When we say “life begins at conception,” we mean the human life cycle begins with the zygote. But often others think we are trying to say “people [morally relevant and valuable humans] begin at conception.” This is a philosophical claim, not a scientific one. So when others counter with “science can’t tell us when life begins” they often actually mean “science can’t tell us when human organisms are morally relevant and valuable.” And that’s true.
The issue above is just a miscommunication—a conflation of how we’re using the term “life.” And I don’t begrudge pro-choice people the confusion because plenty of pro-life people make the same equivocation. So when people say “science can’t tell us when life begins” and they really mean “science can’t do philosophy’s job,” I get that.
But often people insist science can’t even do science’s job. They claim that we can’t know when life begins philosophically or biologically. And that, my friends, is flatly false. Biologically we know exactly when each individual human life begins: as a zygote.
Every now and then SPL comes across people emphasizing their scientific credentials but then misusing those credentials to conflate biology with philosophy. They’ll insist we just can’t really know, biologically, when life begins. Here’s a rebuttal we did when a biology textbook author claimed there are over a dozen points at which an organism might magically spring to life. Here’s the piece we wrote when Bill Nye said the pro-life position is based on “bad science” but never quite got around to contradicting a single scientific claim. And here is our response to an embryologist who claimed:
I can say with absolute assurance: There is no consensus among embryologists as to when an individual human life begins.
He goes on to say that some embryologists believe life doesn’t begin until gastrulation, or human-specific EEG waves, or birth. Of course he doesn’t cite a single embryologist claiming life begins at birth. It’s almost as if he’s making it up.
The author of this obfuscating nonsense was Scott F. Gilbert. He is also the author of textbooks on biology, embryology, and bioethics. His textbook “Developmental Biology” is now in its 11th edition. But it’s a quote from the 6th edition that caught my eye:
What we consider an individual is usually just a brief slice of its life cycle. When we consider a dog, for instance, we usually picture an adult. But the dog is a “dog” from the moment of fertilization of a dog egg by a dog sperm. It remains a dog even as a senescent dying hound.

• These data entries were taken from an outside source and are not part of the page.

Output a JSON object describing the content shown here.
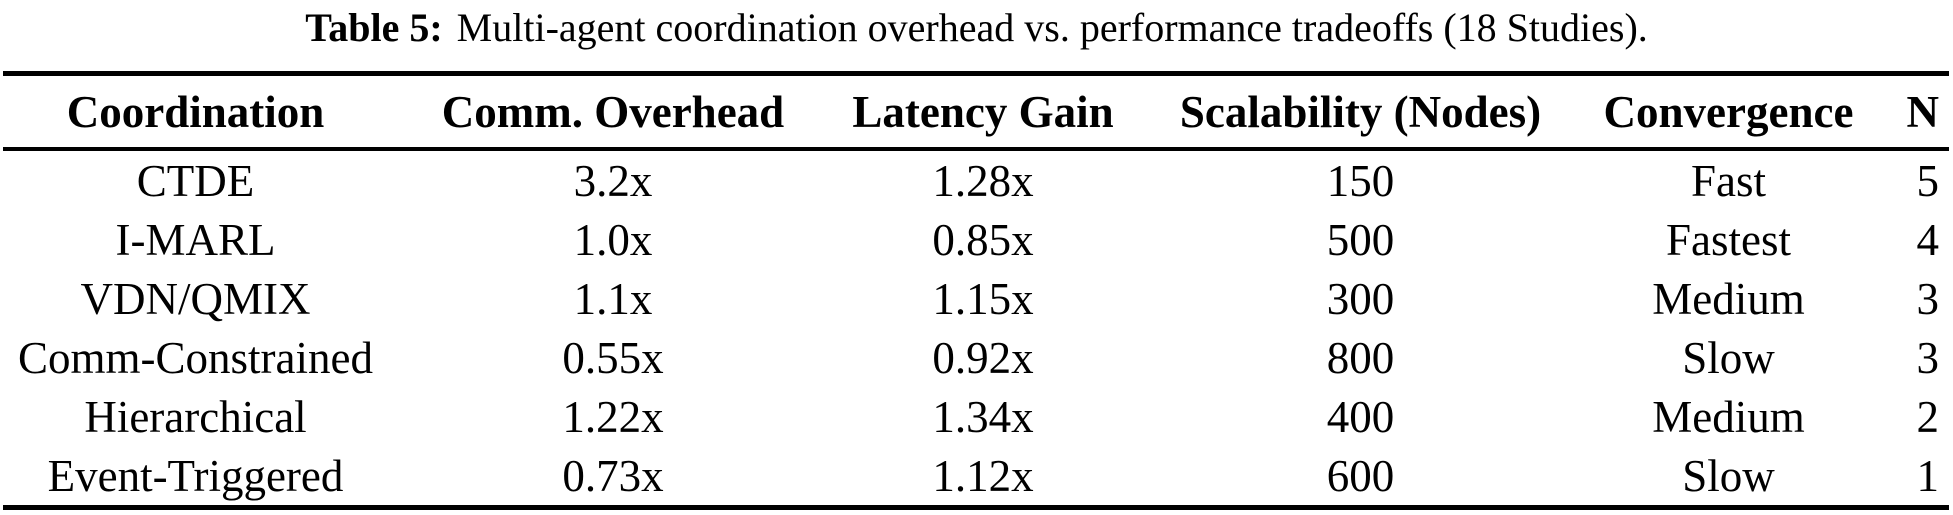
{
  "caption": {
    "label": "Table 5:",
    "text": "Multi-agent coordination overhead vs. performance tradeoffs (18 Studies)."
  },
  "table": {
    "columns": [
      "Coordination",
      "Comm. Overhead",
      "Latency Gain",
      "Scalability (Nodes)",
      "Convergence",
      "N"
    ],
    "rows": [
      [
        "CTDE",
        "3.2x",
        "1.28x",
        "150",
        "Fast",
        "5"
      ],
      [
        "I-MARL",
        "1.0x",
        "0.85x",
        "500",
        "Fastest",
        "4"
      ],
      [
        "VDN/QMIX",
        "1.1x",
        "1.15x",
        "300",
        "Medium",
        "3"
      ],
      [
        "Comm-Constrained",
        "0.55x",
        "0.92x",
        "800",
        "Slow",
        "3"
      ],
      [
        "Hierarchical",
        "1.22x",
        "1.34x",
        "400",
        "Medium",
        "2"
      ],
      [
        "Event-Triggered",
        "0.73x",
        "1.12x",
        "600",
        "Slow",
        "1"
      ]
    ]
  },
  "colors": {
    "text": "#000000",
    "background": "#ffffff",
    "rule": "#000000"
  }
}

Therefore, the dog is actually the entire life cycle of the animal, from fertilization through death. [Emphasis added.]
(Image from the 6th edition – click to enlarge.) |
Quick searching suggests that quote is no longer present in the more recent 11th edition, but that version does include “Chapter 7: Fertilization: Beginning a New Organism.” In the first paragraph of the chapter, the textbook explains:
Fertilization accomplishes two separate ends: sex (the combining of genes derived from two parents) and reproduction (the generation of a new organism). [Emphasis added.]
(Image from the 11th edition – click to enlarge.) |
So, according to Gilbert’s textbooks, fertilization generates a new organism, and individuals are individuals from fertilization through death. But according to Gilbert’s political op-ed, there is no consensus among embryologists on when an individual human life begins. If we’re interested in scientific accuracy, I wonder which Gilbert we should listen to?